= May Greene =

American composer and vaudeville performer

May Greene (born May 31, ?1890; death date unknown) was the professional name of composer and vaudeville performer Mary O’Donnell.

==Biography==
May Greene (sometimes spelled “Green”) was born Mary Greenberg to Carlos (sometimes Charles) and Rose Greenberg. Mary's month and day of birth is nearly always recorded as May 31, but the year varies among documents, from 1884 to 1892. The Greenbergs immigrated from Odessa in 1891, joining a growing community of Russian Jews in Boston; Carlos worked first as a pedlar and then established a poultry market downtown. As a child Mary was active at Dorothea Dix House, a settlement school that in 1896 became a home for children of actors. This resulted in her first recorded stage appearance, in 1902, as “little May Green” in a production of Peg Wolfington at the Castle Square Theatre. On March 3, 1907, Mary married Timothy O’Donnell, an actor (born in Wilbraham, Massachusetts on May 30, 1886), in a civil ceremony at Lawrence, Massachusetts. They gave a New York address, although other indications are that Mary continued to be based in Boston, living with her parents, until at least 1914. Thereafter they occupied a series of New York apartments.

At some time in the 1910s most members of the family changed their surname to “Greene.” Mary's brother William enlisted under that name and died in World War I on August 3, 1918; in 1921 a square in Boston was renamed in his honor. In the late 1910s Timothy O’Donnell stopped performing and became a much-respected manager, employed primarily in the Pat Casey agency. The O’Donnells thrice went to Europe, in part to visit William Greene's grave; and in 1922 Mary started a business in imported fabrics, first with co-performer Arthur Astill and later with her sister Hattie (Hannah). The sisters may have been joined by their father, Carlos, still in Boston; in the 1930 census he gave his occupation as “clothing.” Timothy O’Donnell died on January 29, 1932, and was buried in Kensico Cemetery. Mary's subsequent history is unknown.

==Performer==
After appearances as a child in 1902 and 1903, “Little May Green” reappeared in 1910 in vaudeville, with performances over the next four years noted in Boston, New Hampshire, and New York. In 1914 she traveled to London, apparently for the second time, and opened there on the day war was declared; plans to return in April 1915 had to be abandoned. She played a part in founding the National Vaudeville Artists in 1916 and remained active in the organization. Her career dwindled after 1918; a 1919 review noted that her act “would not do for the better time,” asserted that “her voice is weak,” and summarized rather dismissively, “The act, as a whole, is fair and should be able to play the middle class houses.”

==Composer==
The evidence that May Greene, the performer, was also May Greene, the composer, is circumstantial but convincing. Greene wrote three piano solos and at least sixteen songs, all but two in collaboration with lyricist Billy Lang and nearly all published in Boston.

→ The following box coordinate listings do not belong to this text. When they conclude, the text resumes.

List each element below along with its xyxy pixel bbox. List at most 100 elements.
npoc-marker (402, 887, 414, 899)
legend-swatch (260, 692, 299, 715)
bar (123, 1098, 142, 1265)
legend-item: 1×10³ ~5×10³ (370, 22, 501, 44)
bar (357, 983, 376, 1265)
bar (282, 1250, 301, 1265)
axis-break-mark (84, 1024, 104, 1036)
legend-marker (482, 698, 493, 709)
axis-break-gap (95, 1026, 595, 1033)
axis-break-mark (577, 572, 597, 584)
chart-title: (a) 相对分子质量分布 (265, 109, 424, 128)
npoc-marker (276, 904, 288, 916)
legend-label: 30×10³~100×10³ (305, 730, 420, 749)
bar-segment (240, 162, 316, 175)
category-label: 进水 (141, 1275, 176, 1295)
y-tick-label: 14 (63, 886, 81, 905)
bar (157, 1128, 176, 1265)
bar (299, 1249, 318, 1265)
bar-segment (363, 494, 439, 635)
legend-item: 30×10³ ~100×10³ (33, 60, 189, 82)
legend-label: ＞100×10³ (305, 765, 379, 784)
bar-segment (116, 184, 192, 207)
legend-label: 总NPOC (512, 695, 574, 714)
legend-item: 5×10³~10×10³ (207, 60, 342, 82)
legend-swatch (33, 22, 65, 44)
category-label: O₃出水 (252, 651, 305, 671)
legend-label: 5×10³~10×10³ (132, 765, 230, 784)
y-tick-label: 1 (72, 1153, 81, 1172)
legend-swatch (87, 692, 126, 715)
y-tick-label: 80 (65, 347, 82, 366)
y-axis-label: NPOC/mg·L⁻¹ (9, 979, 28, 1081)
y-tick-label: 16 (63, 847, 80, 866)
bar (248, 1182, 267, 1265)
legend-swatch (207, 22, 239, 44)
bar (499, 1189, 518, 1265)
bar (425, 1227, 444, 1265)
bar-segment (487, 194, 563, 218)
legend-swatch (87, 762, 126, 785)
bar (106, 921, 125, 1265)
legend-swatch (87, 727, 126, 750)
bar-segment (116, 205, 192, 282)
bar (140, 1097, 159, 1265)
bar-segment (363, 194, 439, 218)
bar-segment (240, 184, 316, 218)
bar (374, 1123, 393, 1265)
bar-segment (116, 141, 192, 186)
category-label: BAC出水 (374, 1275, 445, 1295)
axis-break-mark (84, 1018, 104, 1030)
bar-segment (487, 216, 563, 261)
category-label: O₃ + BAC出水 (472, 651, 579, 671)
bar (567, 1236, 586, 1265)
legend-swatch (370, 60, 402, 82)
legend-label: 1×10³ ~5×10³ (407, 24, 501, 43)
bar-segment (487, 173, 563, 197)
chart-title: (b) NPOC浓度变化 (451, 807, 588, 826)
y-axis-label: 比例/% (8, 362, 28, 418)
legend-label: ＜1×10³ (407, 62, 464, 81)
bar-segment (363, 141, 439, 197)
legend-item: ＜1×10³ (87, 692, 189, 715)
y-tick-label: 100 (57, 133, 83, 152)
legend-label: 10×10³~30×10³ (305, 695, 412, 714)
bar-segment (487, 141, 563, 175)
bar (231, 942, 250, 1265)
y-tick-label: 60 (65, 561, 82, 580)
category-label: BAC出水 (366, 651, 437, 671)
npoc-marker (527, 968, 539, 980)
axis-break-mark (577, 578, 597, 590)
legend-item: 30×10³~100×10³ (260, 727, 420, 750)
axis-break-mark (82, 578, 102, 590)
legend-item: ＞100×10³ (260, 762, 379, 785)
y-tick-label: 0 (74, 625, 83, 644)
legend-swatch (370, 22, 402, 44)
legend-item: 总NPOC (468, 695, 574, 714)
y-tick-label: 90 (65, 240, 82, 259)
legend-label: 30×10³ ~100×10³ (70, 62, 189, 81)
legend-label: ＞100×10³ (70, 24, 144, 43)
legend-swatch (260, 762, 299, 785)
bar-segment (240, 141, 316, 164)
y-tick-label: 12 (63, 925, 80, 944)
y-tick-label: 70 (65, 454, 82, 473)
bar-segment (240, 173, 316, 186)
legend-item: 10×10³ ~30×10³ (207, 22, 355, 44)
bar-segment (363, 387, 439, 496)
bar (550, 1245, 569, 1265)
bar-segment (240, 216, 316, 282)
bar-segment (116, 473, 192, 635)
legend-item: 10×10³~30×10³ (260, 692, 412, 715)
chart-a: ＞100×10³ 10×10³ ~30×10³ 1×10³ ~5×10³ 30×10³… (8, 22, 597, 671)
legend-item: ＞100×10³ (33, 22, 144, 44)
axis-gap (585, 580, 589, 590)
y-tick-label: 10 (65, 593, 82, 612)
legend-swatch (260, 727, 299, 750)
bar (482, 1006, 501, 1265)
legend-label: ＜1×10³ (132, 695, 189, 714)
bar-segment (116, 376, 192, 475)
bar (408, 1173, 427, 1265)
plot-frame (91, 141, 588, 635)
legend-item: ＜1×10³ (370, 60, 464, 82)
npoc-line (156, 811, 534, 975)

Greene was a favorite as Lang's “assistant” in the Boston office of Leo Feist; she may, in fact, have served as a song plugger there. Greene and Lang's first publication was in 1908, when both were entering the business, and their last was in 1918, when Greene's performing career started winding down. May Greene (Mary Greenberg) maintained a home in Boston during the years that the two worked together, and when she settled in New York in the late 1910s her song-writing ceased.

Greene's music is conventional but well crafted. Two war songs—“A-M-E-R-I-C-A” (published by D. W. Cooper) and “I am sending criss-cross kisses to some one’s soldier boy” (published by Lang and Mendelsohn)—are noteworthy both because of the possible biographical link to Greene's brother and because she may have performed them herself: “G. J. H.” complained in 1919 that “her patriotic number … is untimely since the war’s end.” As composer and performer Greene is a minor figure; but her path from impoverished immigrant to modest success in popular entertainment, with changing identities and diverse abilities, is typical of rank-and-file show business figures at the time.